Jeremy Corbyn’s Labour leadership win is a boost for equality, justice and human rights, but with realism

Jeremy Corbyn MP won a landslide victory in his bid to become Labour Party leader, with 60% of the votes cast going to him. It quickly emerged that this was reflected in the various voting groups. The main exception is the Parliamentary Labour Party. There are claims that 90% of MPs do not support his win.

Commentators took to the air in force, some claiming a historic victory and others claiming a catastrophe and even the death of the Labour Party. Many predicting Corbyn will not last a year.


The Conservatives predictably are scaremogering, claiming that Corbyn’s election poses a serious threat to the economy and security of the UK.

Those campaigning for causes Corbyn has supported tirelessly, including the Palestinians are elated but realistic about what Corbyn’s Labour Party can do to support them.

Corbyn’s priority must be to deliver equality in the UK. The gap between rich and poor is in need of shrinking. He needs to deliver on the principles he has stuck to throughout his political life. He needs to steer Labour to immediately becoming an effective opposition and then electable in 2020.

Those of us who support equality and justice will want him to succeed.

But he is also now in a position where the causes he has supported have an opportunity for exposure to wider sectors of the British public. The human rights driver rather than business should gain prominence.

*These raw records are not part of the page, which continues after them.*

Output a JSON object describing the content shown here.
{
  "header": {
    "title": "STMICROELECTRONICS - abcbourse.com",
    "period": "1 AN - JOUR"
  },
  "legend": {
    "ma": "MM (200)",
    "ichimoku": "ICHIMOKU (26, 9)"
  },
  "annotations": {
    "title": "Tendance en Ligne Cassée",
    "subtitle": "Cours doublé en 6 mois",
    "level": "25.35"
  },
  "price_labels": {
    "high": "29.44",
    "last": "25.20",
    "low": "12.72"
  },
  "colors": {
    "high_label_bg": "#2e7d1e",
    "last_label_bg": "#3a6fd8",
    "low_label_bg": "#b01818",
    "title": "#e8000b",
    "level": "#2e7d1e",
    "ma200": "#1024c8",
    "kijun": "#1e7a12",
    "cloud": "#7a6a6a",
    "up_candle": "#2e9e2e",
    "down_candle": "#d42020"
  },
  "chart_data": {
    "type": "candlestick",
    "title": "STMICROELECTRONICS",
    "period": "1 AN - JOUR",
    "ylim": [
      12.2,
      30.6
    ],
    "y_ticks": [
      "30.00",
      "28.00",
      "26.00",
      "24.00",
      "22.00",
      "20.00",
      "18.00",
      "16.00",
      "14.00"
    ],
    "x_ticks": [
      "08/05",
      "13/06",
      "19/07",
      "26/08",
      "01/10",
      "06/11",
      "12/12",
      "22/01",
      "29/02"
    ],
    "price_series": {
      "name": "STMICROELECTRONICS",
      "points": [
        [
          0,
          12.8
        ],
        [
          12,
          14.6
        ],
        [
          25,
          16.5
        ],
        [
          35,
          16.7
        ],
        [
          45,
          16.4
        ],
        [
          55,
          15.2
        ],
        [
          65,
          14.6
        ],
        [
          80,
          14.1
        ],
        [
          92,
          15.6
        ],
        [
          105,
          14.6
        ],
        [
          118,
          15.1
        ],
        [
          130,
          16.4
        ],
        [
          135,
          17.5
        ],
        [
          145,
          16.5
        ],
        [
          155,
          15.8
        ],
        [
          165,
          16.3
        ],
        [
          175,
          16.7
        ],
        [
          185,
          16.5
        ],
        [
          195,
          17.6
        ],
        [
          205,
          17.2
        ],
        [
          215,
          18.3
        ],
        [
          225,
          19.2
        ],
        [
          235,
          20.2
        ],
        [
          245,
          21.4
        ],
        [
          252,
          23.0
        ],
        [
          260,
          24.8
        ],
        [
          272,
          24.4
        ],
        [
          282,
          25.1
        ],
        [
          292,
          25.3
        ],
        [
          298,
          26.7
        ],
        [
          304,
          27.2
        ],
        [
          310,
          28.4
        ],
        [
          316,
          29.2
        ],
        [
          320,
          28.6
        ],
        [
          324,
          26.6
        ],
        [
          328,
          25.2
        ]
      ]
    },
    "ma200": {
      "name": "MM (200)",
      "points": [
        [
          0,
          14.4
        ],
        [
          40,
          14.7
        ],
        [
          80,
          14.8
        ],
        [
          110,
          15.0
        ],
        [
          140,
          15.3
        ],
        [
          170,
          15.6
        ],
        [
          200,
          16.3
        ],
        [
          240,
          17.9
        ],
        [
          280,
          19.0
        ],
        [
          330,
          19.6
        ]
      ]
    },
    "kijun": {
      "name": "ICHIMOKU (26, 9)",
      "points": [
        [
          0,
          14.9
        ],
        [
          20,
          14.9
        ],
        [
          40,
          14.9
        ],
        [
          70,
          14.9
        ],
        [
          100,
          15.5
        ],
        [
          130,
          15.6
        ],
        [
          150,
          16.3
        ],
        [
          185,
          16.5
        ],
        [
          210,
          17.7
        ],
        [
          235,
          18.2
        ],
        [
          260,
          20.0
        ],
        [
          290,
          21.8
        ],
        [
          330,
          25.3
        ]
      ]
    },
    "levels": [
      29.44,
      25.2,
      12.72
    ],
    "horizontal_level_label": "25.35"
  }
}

This applies particularly to the Palestinian cause. 

Whereas Prime Minister Cameron argues for stronger business links with Israel, Corbyn can argue for sanctions against Israel because of its serial abuses of Palestinian human rights.

To effect a major change in UK policy away from immoral support for Israel to just support for Pslestinians will take time. 

Supporters of Palestinian rights can at least be assured that for the centenary of the Balfour Declaration in 2017, Labour’s leadership won’t rush to celebrate this terrible milestone in British history.